Les valeurs mutualistes d’hier sont-elles encore celles d’aujourd’hui ?
J.-L. S. : Je crois pouvoir dire sans me tromper que la concentration entraîne une dilution et disparition de la parole mutualiste. Mutualité rime avec solidarité : oui, cette solidarité existe plus que jamais dans nos territoires. Mais il faut l’organiser. Parce qu’aujourd’hui, force est de constater que toute réaction de solidarité ne relève plus du sursaut collectif. Cela ne veut pas dire pour autant que cette valeur soit devenue désuète : il faut simplement la remettre au goût du jour parce que la société a évolué. Quand on se déplace dans les territoires, on voit à quel point le besoin d’information, d’écoute et de soutien est criant. Les petites et moyennes mutuelles jouent ce rôle-là même si leur tâche s’est compliquée car elles se sont enfermées, ou plutôt on les a enfermées, dans une technicité qui s’est accrue.

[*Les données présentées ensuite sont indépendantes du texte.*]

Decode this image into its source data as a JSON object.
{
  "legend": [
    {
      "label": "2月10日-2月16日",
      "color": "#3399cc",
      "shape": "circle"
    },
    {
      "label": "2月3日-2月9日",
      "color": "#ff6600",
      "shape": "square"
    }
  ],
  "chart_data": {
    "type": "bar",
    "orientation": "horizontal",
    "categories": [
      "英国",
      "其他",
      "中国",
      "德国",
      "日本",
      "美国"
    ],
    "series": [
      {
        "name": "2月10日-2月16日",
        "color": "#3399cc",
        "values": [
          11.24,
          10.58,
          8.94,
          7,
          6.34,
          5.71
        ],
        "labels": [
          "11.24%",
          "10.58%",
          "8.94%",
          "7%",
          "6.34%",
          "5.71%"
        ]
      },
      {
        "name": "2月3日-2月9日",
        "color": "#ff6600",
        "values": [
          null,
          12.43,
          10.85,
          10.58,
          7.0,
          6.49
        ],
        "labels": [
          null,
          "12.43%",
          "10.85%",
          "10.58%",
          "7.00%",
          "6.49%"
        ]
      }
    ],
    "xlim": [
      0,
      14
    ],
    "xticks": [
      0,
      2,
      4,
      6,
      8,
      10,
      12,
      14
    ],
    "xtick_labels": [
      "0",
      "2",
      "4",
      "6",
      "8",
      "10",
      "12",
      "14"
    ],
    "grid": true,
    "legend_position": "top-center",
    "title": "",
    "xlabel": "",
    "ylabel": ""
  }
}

Autrefois, nous étions sur un mode de gestion qui était équivalent à la gestion d’une association. Aujourd’hui, les mutuelles sont devenues des entreprises. Mais si ce nouveau mode de fonctionnement introduit un peu de rigueur dans la gestion de nos structures, alors, oui, je l’assume à 200%.Quant à la liberté, autre valeur forte du mouvement mutualiste, elle doit répondre à un choix de pouvoir appartenir à un groupe librement choisi. Cette vision peut paraître idyllique mais quand elle est bien comprise, cela fonctionne. La santé a certes un coût mais elle ne se réduit pas à un prix. Souhaiter que la mutualité soit banalisée, c’est tout simplement donner raison aux chancres du marché, c’est-à-dire aux assureurs. Enfin, s’agissant de la valeur d’indépendance, je peux vous assurer qu’avant on ne se préoccupait pas de ce que pouvait décider le voisin mutualiste, les décisions étaient prises par la communauté d’adhérents de la mutuelle, en adéquation avec leurs besoins. On se sentait totalement indépendant. La concurrence existait mais elle était canalisée.

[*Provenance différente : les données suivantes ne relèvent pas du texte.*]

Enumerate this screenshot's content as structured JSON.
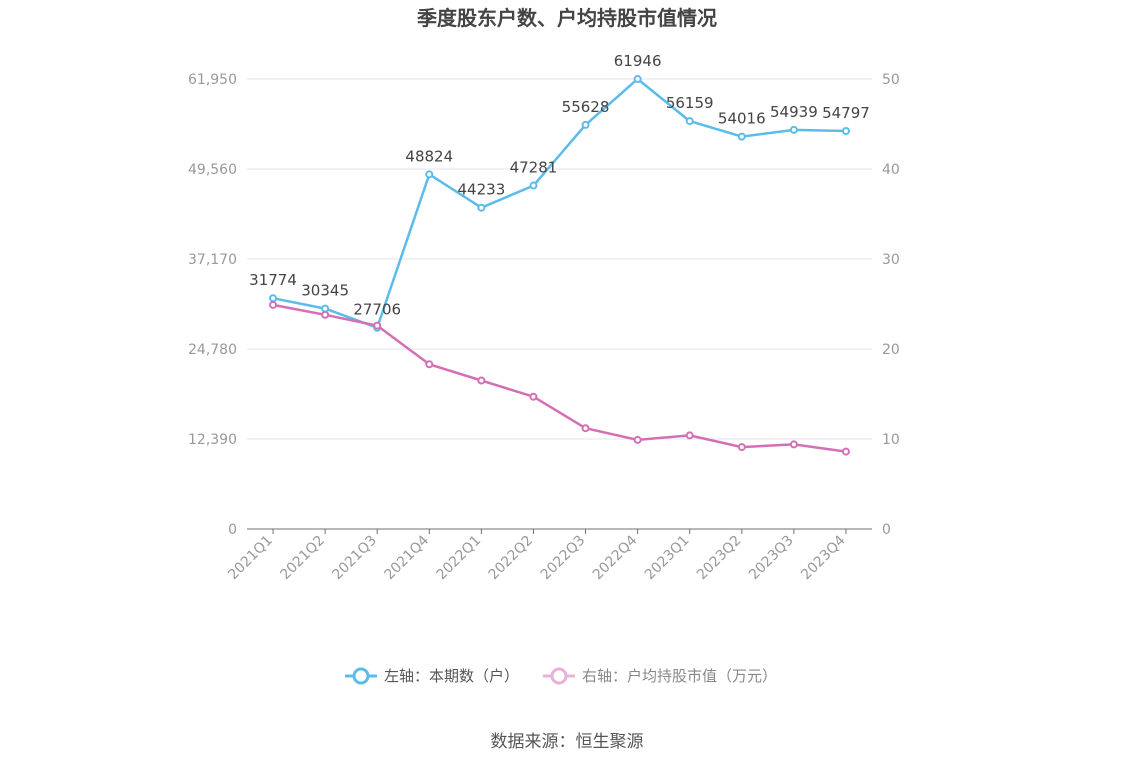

La sauvegarde des valeurs mutualistes représente-t-elle, selon vous, un atout concurrentiel ?
J.-L. S. : Assurément. Prenons un contre-exemple. En 2016, l’ANI a rendu le contrat collectif obligatoire. A mon sens, cette réforme a enlevé de la substance aux valeurs mutualistes notamment de solidarité et de liberté : le citoyen n’a plus le choix de sa complémentaire. Elle entache également le sens de la solidarité entre les générations. Nous cotisons tous à l’aune de nos dépenses à l’instant T. Mais d’un côté, nous avons une population de jeunes actifs qui bénéficient de contrats à « bon marché » avec des garanties optimales. Mais pour quels réels besoins ? En face, un autre silo, celui des personnes retraitées et vieillissantes qui, confrontées à des dépenses plus lourdes inhérentes à leur âge, vont devoir payer un maximum. Il n’y a pas meilleur moyen pour fabriquer de l’exclusion. Chaque citoyen doit pouvoir reprendre possession de sa santé et le système de solidarité entre les générations doit retrouver la place qu’il n’aurait jamais dû perdre. C’est pourquoi nous souhaitons le retour à des contrats individuels qui ouvrira un nouveau chapitre dans la liberté de choix et redonnera du souffle à toutes les mutuelles.